By Anuran Sadhu
BENGALURU, Nov 14 (Reuters) - Blackstone-backed Nexus
Select Trust plans to double its shopping centre
portfolio in India over the next five years, as it bets on
rising demand in smaller cities, a senior executive at the firm
told Reuters.
The Mumbai-based firm currently operates 19 malls across
India. Nexus, predominantly operates properties in South and
Western India with 13 malls in the two regions, aims to expand
its portfolio in the east, where it only has one mall.
Despite the rapid growth of online shopping platforms,
Indian consumers, even outside the big cities, continue to visit
shopping malls, favoring branded retail outlets.
"We are looking to double our portfolio to anywhere between
30 to 35 (malls) in five years," said Pratik Dantara, chief
investor relations officer and head of strategy.

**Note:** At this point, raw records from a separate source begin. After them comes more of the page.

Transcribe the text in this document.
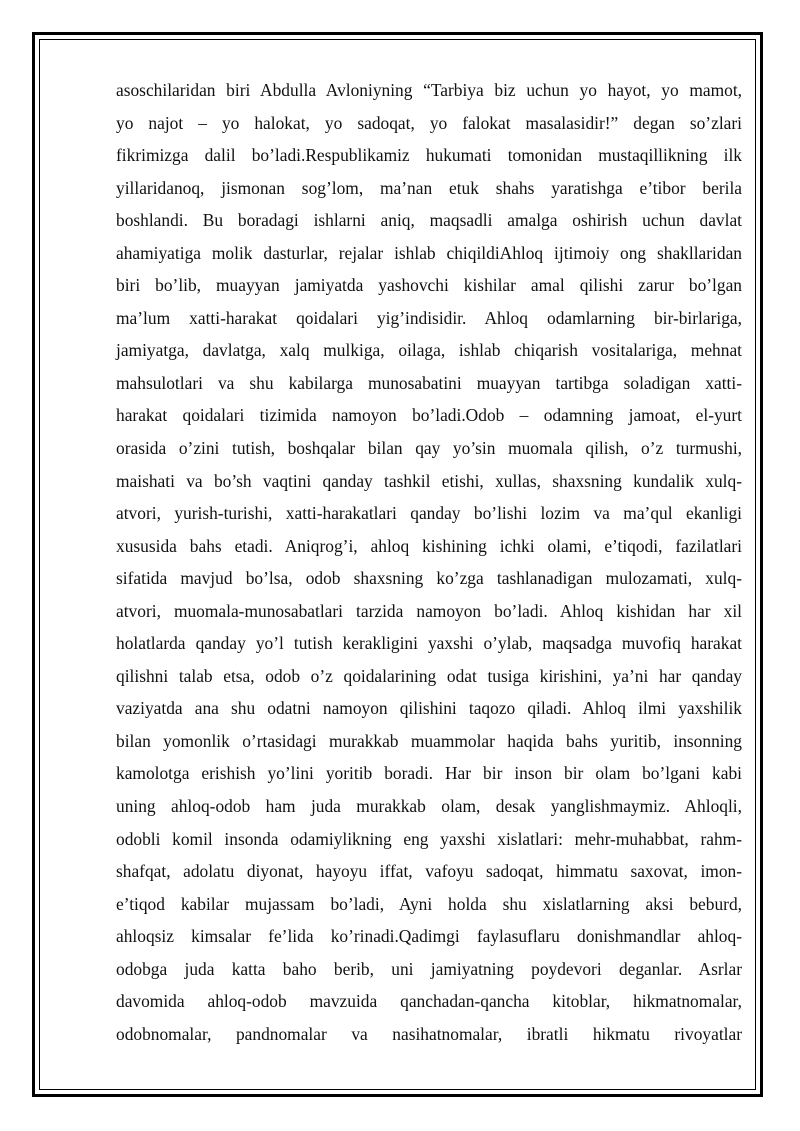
asoschilaridan biri Abdulla Avloniyning “Tarbiya biz uchun yo hayot, yo mamot,
yo najot – yo halokat, yo sadoqat, yo falokat masalasidir!” degan so’zlari
fikrimizga dalil bo’ladi.Respublikamiz hukumati tomonidan mustaqillikning ilk
yillaridanoq, jismonan sog’lom, ma’nan etuk shahs yaratishga e’tibor berila
boshlandi. Bu boradagi ishlarni aniq, maqsadli amalga oshirish uchun davlat
ahamiyatiga molik dasturlar, rejalar ishlab chiqildiAhloq ijtimoiy ong shakllaridan
biri bo’lib, muayyan jamiyatda yashovchi kishilar amal qilishi zarur bo’lgan
ma’lum xatti-harakat qoidalari yig’indisidir. Ahloq odamlarning bir-birlariga,
jamiyatga, davlatga, xalq mulkiga, oilaga, ishlab chiqarish vositalariga, mehnat
mahsulotlari va shu kabilarga munosabatini muayyan tartibga soladigan xatti-
harakat qoidalari tizimida namoyon bo’ladi.Odob – odamning jamoat, el-yurt
orasida o’zini tutish, boshqalar bilan qay yo’sin muomala qilish, o’z turmushi,
maishati va bo’sh vaqtini qanday tashkil etishi, xullas, shaxsning kundalik xulq-
atvori, yurish-turishi, xatti-harakatlari qanday bo’lishi lozim va ma’qul ekanligi
xususida bahs etadi. Aniqrog’i, ahloq kishining ichki olami, e’tiqodi, fazilatlari
sifatida mavjud bo’lsa, odob shaxsning ko’zga tashlanadigan mulozamati, xulq-
atvori, muomala-munosabatlari tarzida namoyon bo’ladi. Ahloq kishidan har xil
holatlarda qanday yo’l tutish kerakligini yaxshi o’ylab, maqsadga muvofiq harakat
qilishni talab etsa, odob o’z qoidalarining odat tusiga kirishini, ya’ni har qanday
vaziyatda ana shu odatni namoyon qilishini taqozo qiladi. Ahloq ilmi yaxshilik
bilan yomonlik o’rtasidagi murakkab muammolar haqida bahs yuritib, insonning
kamolotga erishish yo’lini yoritib boradi. Har bir inson bir olam bo’lgani kabi
uning ahloq-odob ham juda murakkab olam, desak yanglishmaymiz. Ahloqli,
odobli komil insonda odamiylikning eng yaxshi xislatlari: mehr-muhabbat, rahm-
shafqat, adolatu diyonat, hayoyu iffat, vafoyu sadoqat, himmatu saxovat, imon-
e’tiqod kabilar mujassam bo’ladi, Ayni holda shu xislatlarning aksi beburd,
ahloqsiz kimsalar fe’lida ko’rinadi.Qadimgi faylasuflaru donishmandlar ahloq-
odobga juda katta baho berib, uni jamiyatning poydevori deganlar. Asrlar
davomida ahloq-odob mavzuida qanchadan-qancha kitoblar, hikmatnomalar,
odobnomalar, pandnomalar va nasihatnomalar, ibratli hikmatu rivoyatlar
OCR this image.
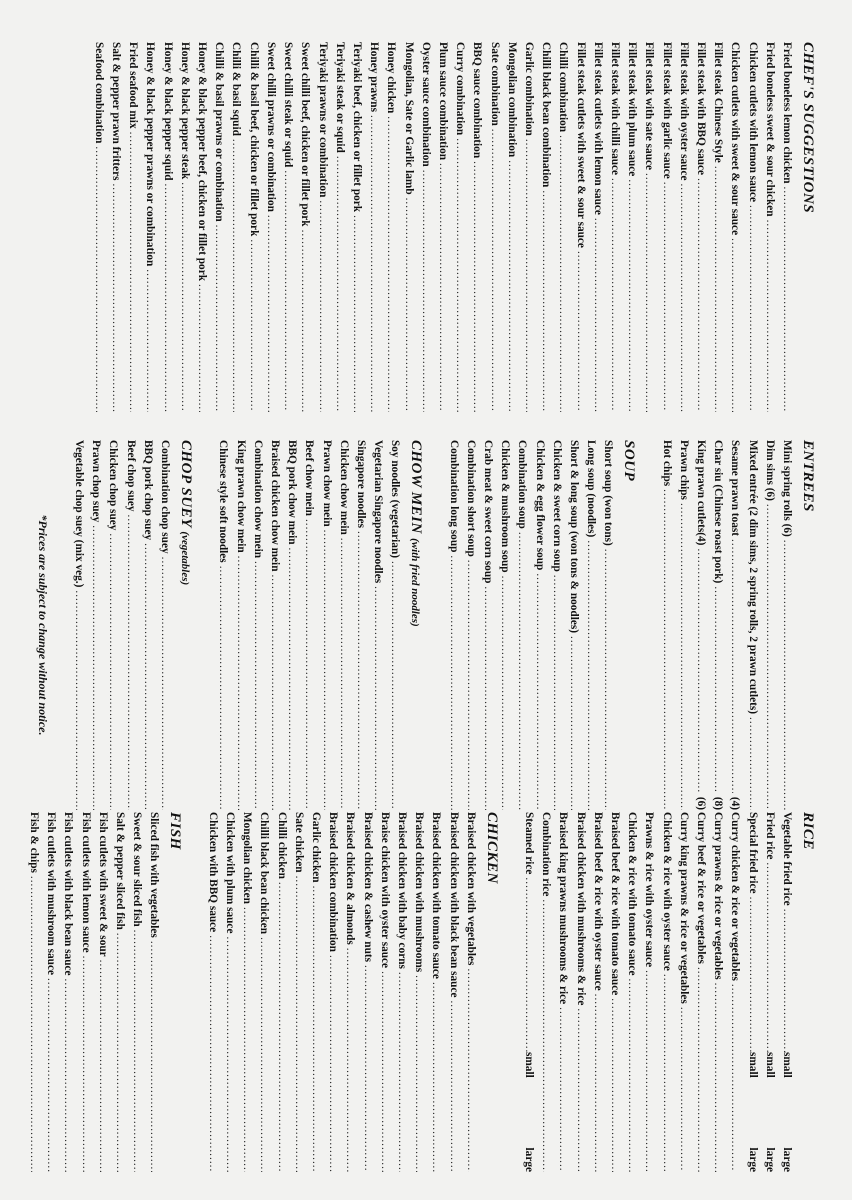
CHEF'S SUGGESTIONS
Fried boneless lemon chicken
.....
Fried boneless sweet & sour chicken
.....
Chicken cutlets with lemon sauce
.....
Chicken cutlets with sweet & sour sauce
.....
Fillet steak Chinese Style
.....
Fillet steak with BBQ sauce
.....
Fillet steak with oyster sauce
.....
Fillet steak with garlic sauce
.....
Fillet steak with sate sauce
.....
Fillet steak with plum sauce
.....
Fillet steak with chilli sauce
.....
Fillet steak cutlets with lemon sauce
.....
Fillet steak cutlets with sweet & sour sauce
.....
Chilli combination
.....
Chilli black bean combination
.....
Garlic combination
.....
Mongolian combination
.....
Sate combination
.....
BBQ sauce combination
.....
Curry combination
.....
Plum sauce combination
.....
Oyster sauce combination
.....
Mongolian, Sate or Garlic lamb
.....
Honey chicken
.....
Honey prawns
.....
Teriyaki beef, chicken or fillet pork
.....
Teriyaki steak or squid
.....
Teriyaki prawns or combination
.....
Sweet chilli beef, chicken or fillet pork
.....
Sweet chilli steak or squid
.....
Sweet chilli prawns or combination
.....
Chilli & basil beef, chicken or fillet pork
.....
Chilli & basil squid
.....
Chilli & basil prawns or combination
.....
Honey & black pepper beef, chicken or fillet pork
.....
Honey & black pepper steak
.....
Honey & black pepper squid
.....
Honey & black pepper prawns or combination
.....
Fried seafood mix
.....
Salt & pepper prawn fritters
.....
Seafood combination
.....
ENTREES
Mini spring rolls (6)
.....
Dim sims (6)
.....
Mixed entrée (2 dim sims, 2 spring rolls, 2 prawn cutlets)
.....
Sesame prawn toast
.....
(4)
Char siu (Chinese roast pork)
.....
(8)
King prawn cutlets(4)
.....
(6)
Prawn chips
.....
Hot chips
.....
SOUP
Short soup (won tons)
.....
Long soup (noodles)
.....
Short & long soup (won tons & noodles)
.....
Chicken & sweet corn soup
.....
Chicken & egg flower soup
.....
Combination soup
.....
Chicken & mushroom soup
.....
Crab meat & sweet corn soup
.....
Combination short soup
.....
Combination long soup
.....
CHOW MEIN (with fried noodles)
Soy noodles (vegetarian)
.....
Vegetarian Singapore noodles
.....
Singapore noodles
.....
Chicken chow mein
.....
Prawn chow mein
.....
Beef chow mein
.....
BBQ pork chow mein
.....
Braised chicken chow mein
.....
Combination chow mein
.....
King prawn chow mein
.....
Chinese style soft noodles
.....
CHOP SUEY (vegetables)
Combination chop suey
.....
BBQ pork chop suey
.....
Beef chop suey
.....
Chicken chop suey
.....
Prawn chop suey
.....
Vegetable chop suey (mix veg.)
.....
*Prices are subject to change without notice.
RICE
Vegetable fried rice
.....
small
large
Fried rice
.....
small
large
Special fried rice
.....
small
large
Curry chicken & rice or vegetables
.....
Curry prawns & rice or vegetables
.....
Curry beef & rice or vegetables
.....
Curry king prawns & rice or vegetables
.....
Chicken & rice with oyster sauce
.....
Prawns & rice with oyster sauce
.....
Chicken & rice with tomato sauce
.....
Braised beef & rice with tomato sauce
.....
Braised beef & rice with oyster sauce
.....
Braised chicken with mushrooms & rice
.....
Braised king prawns mushrooms & rice
.....
Combination rice
.....
Steamed rice
.....
small
large
CHICKEN
Braised chicken with vegetables
.....
Braised chicken with black bean sauce
.....
Braised chicken with tomato sauce
.....
Braised chicken with mushrooms
.....
Braised chicken with baby corns
.....
Braise chicken with oyster sauce
.....
Braised chicken & cashew nuts
.....
Braised chicken & almonds
.....
Braised chicken combination
.....
Garlic chicken
.....
Sate chicken
.....
Chilli chicken
.....
Chilli black bean chicken
.....
Mongolian chicken
.....
Chicken with plum sauce
.....
Chicken with BBQ sauce
.....
FISH
Sliced fish with vegetables
.....
Sweet & sour sliced fish
.....
Salt & pepper sliced fish
.....
Fish cutlets with sweet & sour
.....
Fish cutlets with lemon sauce
.....
Fish cutlets with black bean sauce
.....
Fish cutlets with mushroom sauce
.....
Fish & chips
.....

Nexus sees smaller cities as an attractive opportunity due
to lower competition and rising spending power, Dantara said,
adding the company's upcoming projects will be split roughly
equally between metros and smaller urban centres.
Rival Forum Malls, the retail arm of Prestige Group
, told Reuters in September it plans to launch 14 new
malls across major Indian cities by 2029.
Nexus will fund its expansion mainly through debt and may
pursue an equity raise. The company, which has about $546.1
million in debt, plans to nearly double that to finance new
acquisitions.
Debt fundraising by India's asset-backed investment trusts
has been on the rise, and are expected to keep growing after
exceeding $2 billion in the first half of 2025, as falling
interest rates fuel investor demand.
Nexus, which became India's first listed retail REIT in
2023, stands to benefit from a regulatory shift that will make
it eligible for major indexes and attract passive inflows,
allowing mutual funds to include REITs in equity portfolios and
opening the door to greater institutional investment.